What an crappy irony.

A lot women can relate. This isn’t the just the result of Sophia’s choices. Another woman I know was married for far too long to a man who humiliated her into starvation because he liked fucking skinny women. When he wanted sex, which was often several times a day, she was used so he could get off. Part of the routine, or there would be consequences, was that she had to fake a convincing orgasm.

I don’t know if Sophia will ever heal, if the right man (or woman) will fall in love with the girl within and with tremendous strength, maturity and patience, bring her back into womanhood in the right way. What a gift that would be, but how risky for Sophia, to let herself become that vulnerable.

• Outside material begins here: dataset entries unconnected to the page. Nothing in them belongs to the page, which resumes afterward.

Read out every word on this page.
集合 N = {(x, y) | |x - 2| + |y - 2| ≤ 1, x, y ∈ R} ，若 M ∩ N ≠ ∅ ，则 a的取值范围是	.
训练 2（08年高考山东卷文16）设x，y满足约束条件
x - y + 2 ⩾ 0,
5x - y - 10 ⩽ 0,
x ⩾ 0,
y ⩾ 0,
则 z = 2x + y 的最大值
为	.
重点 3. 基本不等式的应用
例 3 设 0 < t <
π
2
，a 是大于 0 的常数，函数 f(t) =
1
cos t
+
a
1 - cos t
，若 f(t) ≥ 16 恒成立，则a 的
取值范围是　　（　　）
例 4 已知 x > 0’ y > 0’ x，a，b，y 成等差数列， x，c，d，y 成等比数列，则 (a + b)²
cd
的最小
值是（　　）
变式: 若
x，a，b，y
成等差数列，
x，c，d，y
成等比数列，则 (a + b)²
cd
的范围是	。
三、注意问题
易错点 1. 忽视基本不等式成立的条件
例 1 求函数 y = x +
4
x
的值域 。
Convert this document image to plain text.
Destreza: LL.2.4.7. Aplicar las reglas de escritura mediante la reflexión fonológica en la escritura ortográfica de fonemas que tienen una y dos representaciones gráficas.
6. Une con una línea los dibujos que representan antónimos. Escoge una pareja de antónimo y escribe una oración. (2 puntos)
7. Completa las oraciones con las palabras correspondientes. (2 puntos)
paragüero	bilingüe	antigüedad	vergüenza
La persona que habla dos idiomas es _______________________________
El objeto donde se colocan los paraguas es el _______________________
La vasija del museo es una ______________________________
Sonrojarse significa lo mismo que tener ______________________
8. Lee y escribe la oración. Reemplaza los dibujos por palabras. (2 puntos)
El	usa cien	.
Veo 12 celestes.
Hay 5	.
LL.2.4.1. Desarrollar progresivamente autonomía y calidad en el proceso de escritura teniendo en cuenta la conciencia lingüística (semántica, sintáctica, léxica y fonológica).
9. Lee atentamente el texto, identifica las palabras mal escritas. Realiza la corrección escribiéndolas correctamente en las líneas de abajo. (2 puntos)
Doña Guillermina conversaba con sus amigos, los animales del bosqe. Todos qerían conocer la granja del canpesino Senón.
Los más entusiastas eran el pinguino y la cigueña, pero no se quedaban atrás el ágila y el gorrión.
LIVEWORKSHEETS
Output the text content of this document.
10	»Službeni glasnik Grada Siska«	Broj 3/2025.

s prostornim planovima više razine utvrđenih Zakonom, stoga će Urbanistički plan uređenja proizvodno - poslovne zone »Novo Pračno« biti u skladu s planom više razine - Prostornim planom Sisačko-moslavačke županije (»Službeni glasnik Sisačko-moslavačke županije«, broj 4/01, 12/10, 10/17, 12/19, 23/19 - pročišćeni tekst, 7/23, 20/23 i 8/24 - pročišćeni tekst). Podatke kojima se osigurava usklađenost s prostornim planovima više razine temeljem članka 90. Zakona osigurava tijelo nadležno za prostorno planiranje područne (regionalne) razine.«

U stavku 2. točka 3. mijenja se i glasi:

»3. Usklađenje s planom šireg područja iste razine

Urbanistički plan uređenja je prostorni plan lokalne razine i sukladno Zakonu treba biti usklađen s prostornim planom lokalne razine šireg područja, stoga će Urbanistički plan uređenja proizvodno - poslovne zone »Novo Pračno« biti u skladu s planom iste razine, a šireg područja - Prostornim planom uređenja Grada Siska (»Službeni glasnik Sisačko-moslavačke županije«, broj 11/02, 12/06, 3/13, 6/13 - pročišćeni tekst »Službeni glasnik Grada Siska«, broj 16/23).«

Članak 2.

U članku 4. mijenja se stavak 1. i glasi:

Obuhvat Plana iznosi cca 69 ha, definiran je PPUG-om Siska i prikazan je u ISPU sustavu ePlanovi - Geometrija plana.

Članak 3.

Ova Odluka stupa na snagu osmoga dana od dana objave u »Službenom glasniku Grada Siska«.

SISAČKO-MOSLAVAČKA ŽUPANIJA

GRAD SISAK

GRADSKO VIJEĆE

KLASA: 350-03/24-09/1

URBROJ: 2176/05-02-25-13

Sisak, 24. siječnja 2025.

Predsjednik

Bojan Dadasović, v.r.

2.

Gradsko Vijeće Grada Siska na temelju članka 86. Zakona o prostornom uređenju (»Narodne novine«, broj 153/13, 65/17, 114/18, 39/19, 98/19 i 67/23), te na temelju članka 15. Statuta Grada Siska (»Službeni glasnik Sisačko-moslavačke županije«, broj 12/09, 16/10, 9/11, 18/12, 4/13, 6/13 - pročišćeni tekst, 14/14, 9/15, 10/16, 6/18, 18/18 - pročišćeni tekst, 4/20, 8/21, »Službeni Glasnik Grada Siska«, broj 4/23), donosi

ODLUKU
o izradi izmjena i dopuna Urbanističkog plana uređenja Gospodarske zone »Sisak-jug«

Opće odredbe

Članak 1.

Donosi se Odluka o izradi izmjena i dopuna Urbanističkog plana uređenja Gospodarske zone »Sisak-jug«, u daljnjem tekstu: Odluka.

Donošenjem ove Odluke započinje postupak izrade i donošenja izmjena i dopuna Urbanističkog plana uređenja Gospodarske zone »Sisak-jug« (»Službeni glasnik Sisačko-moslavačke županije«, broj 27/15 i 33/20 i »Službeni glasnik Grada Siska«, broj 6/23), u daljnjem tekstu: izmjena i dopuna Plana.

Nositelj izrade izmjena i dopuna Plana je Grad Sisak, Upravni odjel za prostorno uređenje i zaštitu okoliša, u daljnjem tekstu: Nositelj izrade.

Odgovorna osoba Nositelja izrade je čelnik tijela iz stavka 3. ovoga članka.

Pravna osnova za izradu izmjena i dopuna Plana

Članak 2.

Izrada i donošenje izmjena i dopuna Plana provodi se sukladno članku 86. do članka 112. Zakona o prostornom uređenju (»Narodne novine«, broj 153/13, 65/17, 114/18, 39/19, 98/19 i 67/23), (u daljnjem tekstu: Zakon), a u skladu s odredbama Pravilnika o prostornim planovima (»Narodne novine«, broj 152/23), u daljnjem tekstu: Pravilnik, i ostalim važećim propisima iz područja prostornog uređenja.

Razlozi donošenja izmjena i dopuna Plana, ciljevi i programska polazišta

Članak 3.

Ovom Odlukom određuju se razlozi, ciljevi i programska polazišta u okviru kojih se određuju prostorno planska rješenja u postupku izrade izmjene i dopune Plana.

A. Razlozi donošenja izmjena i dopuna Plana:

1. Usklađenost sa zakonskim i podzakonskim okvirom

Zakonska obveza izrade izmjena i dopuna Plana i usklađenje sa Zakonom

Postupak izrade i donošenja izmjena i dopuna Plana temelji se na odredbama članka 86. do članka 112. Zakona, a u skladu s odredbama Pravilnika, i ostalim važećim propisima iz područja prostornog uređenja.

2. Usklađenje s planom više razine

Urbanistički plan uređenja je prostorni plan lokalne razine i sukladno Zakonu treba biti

I could blame men for this, but I’m not going to. In many ways, the price they pay for the lack of love and romance is just as great, though masked by power imbalance. That’s as far as I’m going down that road, for the moment.

You may question my morality, and the fact that I love men and sometimes enjoy more than one simultaneously, and sometimes enjoy all that in “public.” But I’m so thankful that I was empowered to own my own sexuality, regardless of what you think, and to celebrate that when and where and how I choose.